Le suicide d’un policier est imputable à son service
Le tribunal administratif de Poitiers a reconnu mercredi le lien entre le suicide d’un policier, survenu en 2004, et son travail, une décision rarissime s’agissant d’un fonctionnaire de police, une profession qui enregistre des taux supérieurs à la moyenne.
« C’est l’une des premières décisions qui reconnaît l’imputabilité du suicide au service, voire la première, je n’en ai pas trouvé d’autre dans la jurisprudence », a déclaré à l’AFP Me François Gaborit, le défenseur de la veuve du policier.
C’est « une décision très satisfaisante ». « L’Intérieur ne pourra plus désormais écarter systématiquement tout lien avec le service lors de suicide de policiers », a réagi Nicolas Comte, porte-parole Unité POLICE SGP-FO, premier syndicat des gardiens de la paix. Un avis partagé par Frédéric Lagache, secrétaire général adjoint d’Alliance (deuxième syndicat), pour qui c’est « un arrêt important », ainsi que pour l’Unsa (troisième syndicat).
Dans son jugement, la juridiction s’est rangée aux arguments du rapporteur public qui le 7 mai avait conclu qu’il existait bel et bien un lien entre le travail et le suicide de ce fonctionnaire à son domicile en juillet 2004.
« Bien que le suicide soit un acte volontaire, il peut ouvrir droit à la rente si la veuve établit que cet acte a eu pour cause déterminante un état maladif se rattachant au service », écrit le tribunal avant d’estimer, au vu des expertises, que le suicide « n’a pu intervenir qu’à raison des fonctions qu’il exerçait ».
L’arrêt invalide un avis du préfet de la zone de défense Sud-Ouest rendu en 2012 et excluant ce lien.

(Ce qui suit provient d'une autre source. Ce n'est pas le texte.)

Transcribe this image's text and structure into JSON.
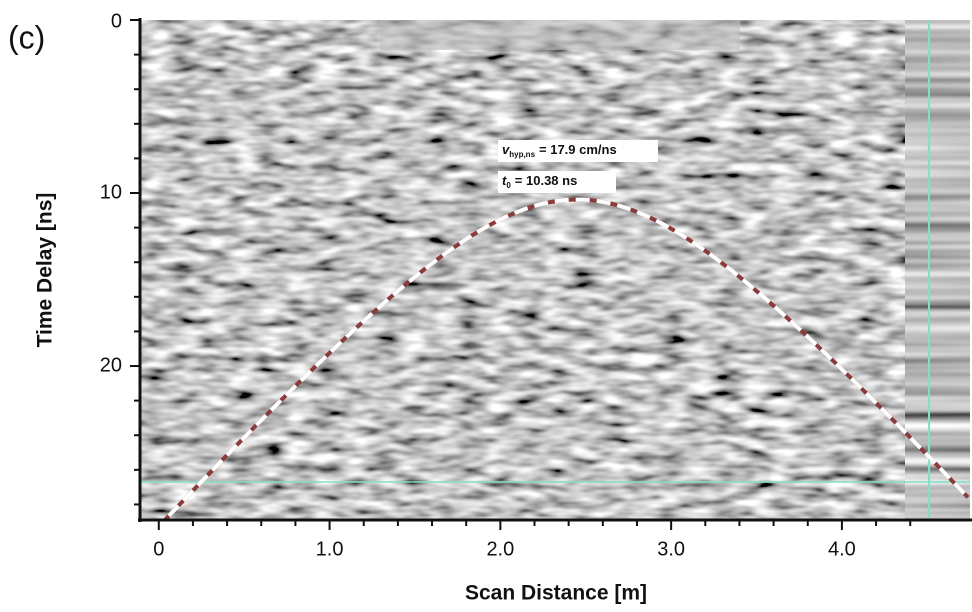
{
  "chart_data": {
    "type": "radargram",
    "panel_label": "(c)",
    "x_label": "Scan Distance [m]",
    "y_label": "Time Delay [ns]",
    "xlim": [
      -0.11,
      4.75
    ],
    "ylim": [
      0,
      28.9
    ],
    "xticks": [
      0,
      {
        "value": 1,
        "label": "1.0"
      },
      {
        "value": 2,
        "label": "2.0"
      },
      {
        "value": 3,
        "label": "3.0"
      },
      {
        "value": 4,
        "label": "4.0"
      }
    ],
    "xticks_minor": [
      0.2,
      0.4,
      0.6,
      0.8,
      1.2,
      1.4,
      1.6,
      1.8,
      2.2,
      2.4,
      2.6,
      2.8,
      3.2,
      3.4,
      3.6,
      3.8,
      4.2,
      4.4
    ],
    "yticks": [
      0,
      10,
      20
    ],
    "yticks_minor": [
      2,
      4,
      6,
      8,
      12,
      14,
      16,
      18,
      22,
      24,
      26,
      28
    ],
    "hyperbola": {
      "x0": 2.45,
      "t0": 10.38,
      "velocity": 17.9
    },
    "annotations": [
      {
        "symbol": "v",
        "subscript": "hyp,ns",
        "text": "= 17.9 cm/ns"
      },
      {
        "symbol": "t",
        "subscript": "0",
        "text": "= 10.38 ns"
      }
    ],
    "reference_lines": {
      "x": 4.51,
      "t": 26.7,
      "color": "#7fe0c8"
    }
  }
}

Le tribunal s’est fondé notamment sur les conclusions d’un expert qui a pu accéder aux pièces médicales du dossier, considérant que le policier n’avait jamais eu de problèmes auparavant, et aucun autre souci d’ordre personnel au moment de son suicide.
– « Ambiance délétère » –
Ilotier à Poitiers, le brigadier s’était plaint des méthodes de management de son chef, un commissaire parti depuis de la ville. Il avait mal vécu une mutation qui l’avait éloigné du terrain, annoncée, selon Me Gaborit, le 11 décembre 2003, soit quatre jours avant que cette mutation soit effective. Du jour au lendemain, le policier de 46 ans avait été contraint de travailler dans un service au sein de l’hôtel de police, avec parfois des horaires nocturnes, selon l’avocat.

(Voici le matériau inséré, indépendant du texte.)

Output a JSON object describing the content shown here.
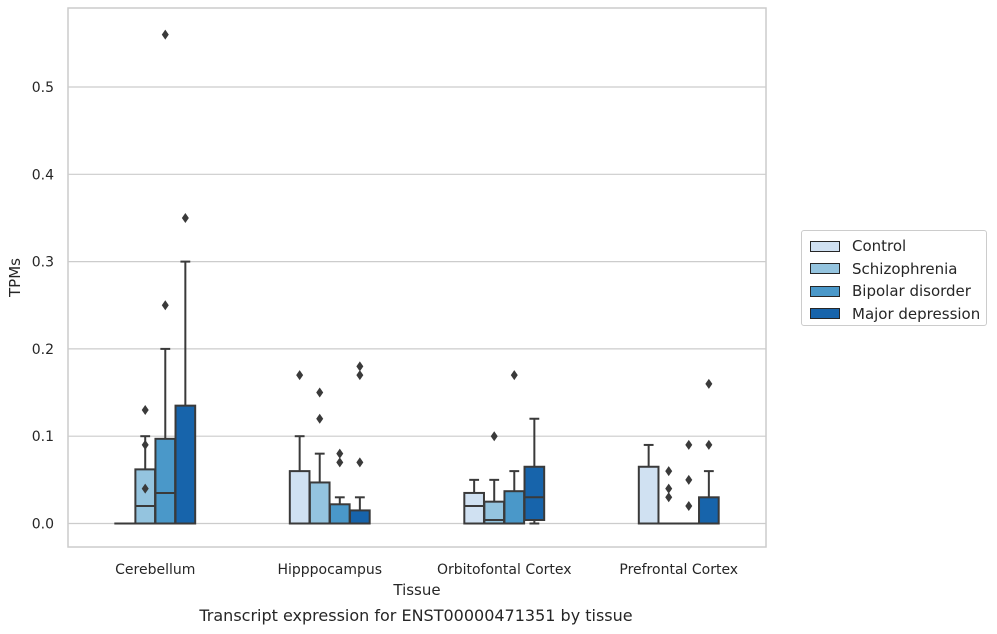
{
  "chart_data": {
    "type": "box",
    "title": "",
    "caption": "Transcript expression for ENST00000471351 by tissue",
    "xlabel": "Tissue",
    "ylabel": "TPMs",
    "ylim": [
      -0.028,
      0.59
    ],
    "yticks": [
      0.0,
      0.1,
      0.2,
      0.3,
      0.4,
      0.5
    ],
    "ytick_labels": [
      "0.0",
      "0.1",
      "0.2",
      "0.3",
      "0.4",
      "0.5"
    ],
    "grid": "horizontal",
    "legend_position": "right",
    "categories": [
      "Cerebellum",
      "Hipppocampus",
      "Orbitofontal Cortex",
      "Prefrontal Cortex"
    ],
    "series": [
      {
        "name": "Control",
        "color": "#d0e1f2",
        "boxes": [
          {
            "q1": 0.0,
            "median": 0.0,
            "q3": 0.0,
            "whislo": 0.0,
            "whishi": 0.0,
            "fliers": []
          },
          {
            "q1": 0.0,
            "median": 0.0,
            "q3": 0.06,
            "whislo": 0.0,
            "whishi": 0.1,
            "fliers": [
              0.17
            ]
          },
          {
            "q1": 0.0,
            "median": 0.02,
            "q3": 0.035,
            "whislo": 0.0,
            "whishi": 0.05,
            "fliers": []
          },
          {
            "q1": 0.0,
            "median": 0.0,
            "q3": 0.065,
            "whislo": 0.0,
            "whishi": 0.09,
            "fliers": []
          }
        ]
      },
      {
        "name": "Schizophrenia",
        "color": "#94c4df",
        "boxes": [
          {
            "q1": 0.0,
            "median": 0.02,
            "q3": 0.062,
            "whislo": 0.0,
            "whishi": 0.1,
            "fliers": [
              0.13,
              0.09,
              0.04
            ]
          },
          {
            "q1": 0.0,
            "median": 0.0,
            "q3": 0.047,
            "whislo": 0.0,
            "whishi": 0.08,
            "fliers": [
              0.15,
              0.12
            ]
          },
          {
            "q1": 0.0,
            "median": 0.004,
            "q3": 0.025,
            "whislo": 0.0,
            "whishi": 0.05,
            "fliers": [
              0.1
            ]
          },
          {
            "q1": 0.0,
            "median": 0.0,
            "q3": 0.0,
            "whislo": 0.0,
            "whishi": 0.0,
            "fliers": [
              0.06,
              0.04,
              0.03
            ]
          }
        ]
      },
      {
        "name": "Bipolar disorder",
        "color": "#4a98c9",
        "boxes": [
          {
            "q1": 0.0,
            "median": 0.035,
            "q3": 0.097,
            "whislo": 0.0,
            "whishi": 0.2,
            "fliers": [
              0.25,
              0.56
            ]
          },
          {
            "q1": 0.0,
            "median": 0.0,
            "q3": 0.022,
            "whislo": 0.0,
            "whishi": 0.03,
            "fliers": [
              0.08,
              0.07
            ]
          },
          {
            "q1": 0.0,
            "median": 0.0,
            "q3": 0.037,
            "whislo": 0.0,
            "whishi": 0.06,
            "fliers": [
              0.17
            ]
          },
          {
            "q1": 0.0,
            "median": 0.0,
            "q3": 0.0,
            "whislo": 0.0,
            "whishi": 0.0,
            "fliers": [
              0.09,
              0.05,
              0.02
            ]
          }
        ]
      },
      {
        "name": "Major depression",
        "color": "#1764ab",
        "boxes": [
          {
            "q1": 0.0,
            "median": 0.0,
            "q3": 0.135,
            "whislo": 0.0,
            "whishi": 0.3,
            "fliers": [
              0.35
            ]
          },
          {
            "q1": 0.0,
            "median": 0.0,
            "q3": 0.015,
            "whislo": 0.0,
            "whishi": 0.03,
            "fliers": [
              0.18,
              0.17,
              0.07
            ]
          },
          {
            "q1": 0.004,
            "median": 0.03,
            "q3": 0.065,
            "whislo": 0.0,
            "whishi": 0.12,
            "fliers": []
          },
          {
            "q1": 0.0,
            "median": 0.0,
            "q3": 0.03,
            "whislo": 0.0,
            "whishi": 0.06,
            "fliers": [
              0.16,
              0.09
            ]
          }
        ]
      }
    ]
  }
}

« C’était à l’époque où l’on supprimait la police de proximité et (l’époque) de la politique du chiffre. L’ambiance dans le service était délétère », a-t-il détaillé.
« Je ne voulais pas que ça arrive à quelqu’un d’autre », a déclaré sa veuve à l’AFP. Ce combat « c’était une façon de dire +ça ne doit pas se reproduire+ ».
L’épouse devrait toucher une pension majorée de manière rétroactive. Le ministère de l’Intérieur a deux mois pour faire appel.
Après l’audience, des représentants syndicaux d’Alliance Police Nationale et de Unité SGP Police FO avaient déploré que l’on parle des suicides « chez France Télécom, chez Renault » et jamais au sein de la police.
Les suicides sont un problème récurrent dans la police et leur taux est un peu plus élevé que celui de la moyenne de la fonction publique et la moyenne nationale, selon les études réalisées à ce sujet.
Interpellant le ministère de l’Intérieur sur le sujet en 2013, la sénatrice socialiste de l’Essonne, Claire-Lise Campion, avait évoqué un taux de 35 pour 100.000 parmi les policiers contre 16,5 au niveau national. Après un pic en 1996 de 71 suicides de policiers, leur nombre varie depuis entre 40 et 50 par an.
Depuis début 2013, des « pôles de vigilance » destinés à prévenir ces actes ont été mis en place dans chaque département.
Pour l’Unsa Police, le jugement conforte sa propre analyse sur les « conditions de plus en plus difficiles d’exercice » du métier, « la responsabilité » et le « rôle » de la « hiérarchie », « exigeant toujours plus de ses fonctionnaires tout en rognant chaque jour des acquis défendus de haute lutte ». Pour M. Lagache, du syndicat Alliance, « l’amélioration (des conditions de travail et de vie) est nécessaire pour éviter de tels drames ».
Dans l’affaire de Poitiers, le commissaire mis en cause avait réfuté toute faute, démentant tout propos désobligeant.